Pemkot Bandar Lampung Larang Keramaian Seperti Aksi Unjuk Rasa

Kepala Dinas Kominfo kota Bandar Lampung, Ahmad Nurizki/ Tuti
Kepala Dinas Kominfo kota Bandar Lampung, Ahmad Nurizki/ Tuti

Pemerintah kota (Pemkot) Bandar Lampung melarang aksi unjuk rasa atau sejenisnya dilakukan di kota setempat. Larangan tersebut berdasarkan Instruksi Wali Kota Nomor 9 tahun 2022 tentang PPKM Level I. 
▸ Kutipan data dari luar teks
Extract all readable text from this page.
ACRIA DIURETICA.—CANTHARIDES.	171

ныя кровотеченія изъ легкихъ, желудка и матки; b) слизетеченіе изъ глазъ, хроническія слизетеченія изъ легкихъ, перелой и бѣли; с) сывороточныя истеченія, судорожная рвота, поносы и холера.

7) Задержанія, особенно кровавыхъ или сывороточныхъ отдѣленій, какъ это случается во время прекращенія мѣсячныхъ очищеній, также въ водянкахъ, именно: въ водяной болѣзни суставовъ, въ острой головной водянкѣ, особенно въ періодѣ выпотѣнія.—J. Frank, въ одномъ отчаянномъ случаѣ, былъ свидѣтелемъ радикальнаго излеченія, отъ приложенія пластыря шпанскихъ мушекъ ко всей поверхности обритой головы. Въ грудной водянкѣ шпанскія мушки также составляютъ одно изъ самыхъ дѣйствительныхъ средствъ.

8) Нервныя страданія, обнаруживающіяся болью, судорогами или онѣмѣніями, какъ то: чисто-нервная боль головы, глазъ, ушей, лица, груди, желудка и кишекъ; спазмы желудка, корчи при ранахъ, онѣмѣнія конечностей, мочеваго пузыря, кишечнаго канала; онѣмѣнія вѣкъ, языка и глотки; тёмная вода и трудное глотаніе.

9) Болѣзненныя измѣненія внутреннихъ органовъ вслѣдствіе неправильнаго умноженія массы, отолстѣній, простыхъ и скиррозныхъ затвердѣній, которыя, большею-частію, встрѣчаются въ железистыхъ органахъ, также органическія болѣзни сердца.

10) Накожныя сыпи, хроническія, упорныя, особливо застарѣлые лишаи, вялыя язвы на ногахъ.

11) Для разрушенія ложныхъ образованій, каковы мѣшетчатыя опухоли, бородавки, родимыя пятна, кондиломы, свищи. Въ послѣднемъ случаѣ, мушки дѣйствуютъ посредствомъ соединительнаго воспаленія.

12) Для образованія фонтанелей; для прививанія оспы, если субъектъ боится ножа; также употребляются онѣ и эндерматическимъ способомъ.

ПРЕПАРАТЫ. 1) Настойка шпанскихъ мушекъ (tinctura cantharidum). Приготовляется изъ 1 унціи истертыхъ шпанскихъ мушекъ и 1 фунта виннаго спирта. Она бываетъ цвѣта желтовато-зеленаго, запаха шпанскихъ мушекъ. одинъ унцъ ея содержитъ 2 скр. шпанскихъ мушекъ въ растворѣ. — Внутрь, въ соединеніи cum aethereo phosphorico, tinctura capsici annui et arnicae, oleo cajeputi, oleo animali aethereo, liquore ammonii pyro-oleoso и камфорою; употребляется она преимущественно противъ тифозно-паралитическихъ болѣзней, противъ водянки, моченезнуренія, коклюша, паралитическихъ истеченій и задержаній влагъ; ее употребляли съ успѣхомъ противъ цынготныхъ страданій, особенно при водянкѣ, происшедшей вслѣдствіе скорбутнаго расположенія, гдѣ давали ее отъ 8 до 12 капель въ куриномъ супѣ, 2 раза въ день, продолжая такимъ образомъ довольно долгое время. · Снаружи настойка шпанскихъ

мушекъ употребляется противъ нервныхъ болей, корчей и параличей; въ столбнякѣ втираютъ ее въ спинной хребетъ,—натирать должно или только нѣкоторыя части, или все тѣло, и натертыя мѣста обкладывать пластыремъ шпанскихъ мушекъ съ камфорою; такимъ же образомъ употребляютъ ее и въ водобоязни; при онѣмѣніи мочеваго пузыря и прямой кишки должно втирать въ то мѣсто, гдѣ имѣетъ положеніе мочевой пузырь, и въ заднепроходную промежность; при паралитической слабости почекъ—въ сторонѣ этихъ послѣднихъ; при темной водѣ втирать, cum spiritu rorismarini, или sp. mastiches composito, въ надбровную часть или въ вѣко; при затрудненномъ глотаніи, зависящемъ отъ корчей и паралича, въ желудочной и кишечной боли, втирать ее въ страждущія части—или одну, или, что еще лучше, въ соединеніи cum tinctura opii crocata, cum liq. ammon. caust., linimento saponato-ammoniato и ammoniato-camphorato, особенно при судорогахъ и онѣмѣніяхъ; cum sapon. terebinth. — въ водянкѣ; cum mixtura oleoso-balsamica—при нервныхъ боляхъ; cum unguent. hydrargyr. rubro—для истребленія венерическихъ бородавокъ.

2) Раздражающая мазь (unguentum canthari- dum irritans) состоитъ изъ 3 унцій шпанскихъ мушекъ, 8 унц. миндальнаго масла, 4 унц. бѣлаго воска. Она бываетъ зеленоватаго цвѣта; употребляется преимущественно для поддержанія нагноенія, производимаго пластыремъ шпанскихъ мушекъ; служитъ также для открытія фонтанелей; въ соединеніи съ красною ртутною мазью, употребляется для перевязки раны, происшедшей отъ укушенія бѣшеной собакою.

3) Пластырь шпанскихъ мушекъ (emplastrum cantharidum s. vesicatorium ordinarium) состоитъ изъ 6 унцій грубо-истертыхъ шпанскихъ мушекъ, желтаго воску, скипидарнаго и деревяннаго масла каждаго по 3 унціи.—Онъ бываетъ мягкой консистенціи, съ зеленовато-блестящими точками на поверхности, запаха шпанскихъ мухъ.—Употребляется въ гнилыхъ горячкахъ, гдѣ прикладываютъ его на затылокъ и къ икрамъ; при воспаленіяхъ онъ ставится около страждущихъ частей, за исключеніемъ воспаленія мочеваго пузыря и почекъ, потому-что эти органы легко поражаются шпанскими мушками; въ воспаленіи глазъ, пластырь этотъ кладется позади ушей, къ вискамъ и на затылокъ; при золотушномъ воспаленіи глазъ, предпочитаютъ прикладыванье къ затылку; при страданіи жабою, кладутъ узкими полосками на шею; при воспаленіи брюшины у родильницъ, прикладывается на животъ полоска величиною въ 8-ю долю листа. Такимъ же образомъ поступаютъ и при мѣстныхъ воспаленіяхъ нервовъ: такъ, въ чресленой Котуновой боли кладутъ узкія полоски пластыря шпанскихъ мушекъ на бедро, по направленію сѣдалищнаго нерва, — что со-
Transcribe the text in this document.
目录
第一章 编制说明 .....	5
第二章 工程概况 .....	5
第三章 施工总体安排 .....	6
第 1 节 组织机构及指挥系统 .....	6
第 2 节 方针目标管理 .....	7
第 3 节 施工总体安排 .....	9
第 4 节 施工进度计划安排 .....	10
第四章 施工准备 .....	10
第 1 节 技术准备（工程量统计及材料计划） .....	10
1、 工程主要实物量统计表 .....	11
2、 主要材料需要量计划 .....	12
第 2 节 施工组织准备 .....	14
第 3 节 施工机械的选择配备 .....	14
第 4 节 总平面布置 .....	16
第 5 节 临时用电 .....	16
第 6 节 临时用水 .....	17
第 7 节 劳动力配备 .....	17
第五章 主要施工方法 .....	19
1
"Ya kalau sesuai dengan instruksi wali kota memang demo itu dilarang. Nah, kita tidak tahu izin aksi Kamis mendatang dikeluarkan dari mana," kata Kepala Dinas Kominfo kota Bandar Lampung, Ahmad Nurizki, Selasa (19/4). 

Menurutnya, masalah izin keramaian dikeluarkan oleh Badan Penanggulangan Bencana Daerah (BPBD) setempat. 

"Jika besok itu masih melakukan aksi, nanti kita akan koordinasikan pada pihak kepolisian," ujarnya.

Diketahui, Aliansi Lampung Memanggil mengajak semua pihak untuk kembali turun ke jalan untuk menagih janji Gubernur Lampung dan Ketua Dewan pada Kamis (21/4) mendatang. 

Di mana, saat aksi Rabu lalu, ada tujuh tuntutan massa aksi yang disepakati akan ditindaklanjuti dalam waktu 2x24 jam. Namun tidak direalisasikan oleh Gubernur Lampung, Arinal Djunaidi. 

Tujuh tuntutan tersebut adalah, menolak kenaikan harga BBM dan Indonesia krisis energi, menjamin stabilitas harga kebutuhan pokok, mewujudkan reforma agraria sejati dan cabut UU Cipta Kerja. 

Selanjutnya, mempermudah akses kesehatan untuk seluruh rakyat Indonesia, mewujudkan pendidikan gratis ilmiah dan demokratis, hentikan kriminalisasi dan represifitas terhadap gerakan rakyat.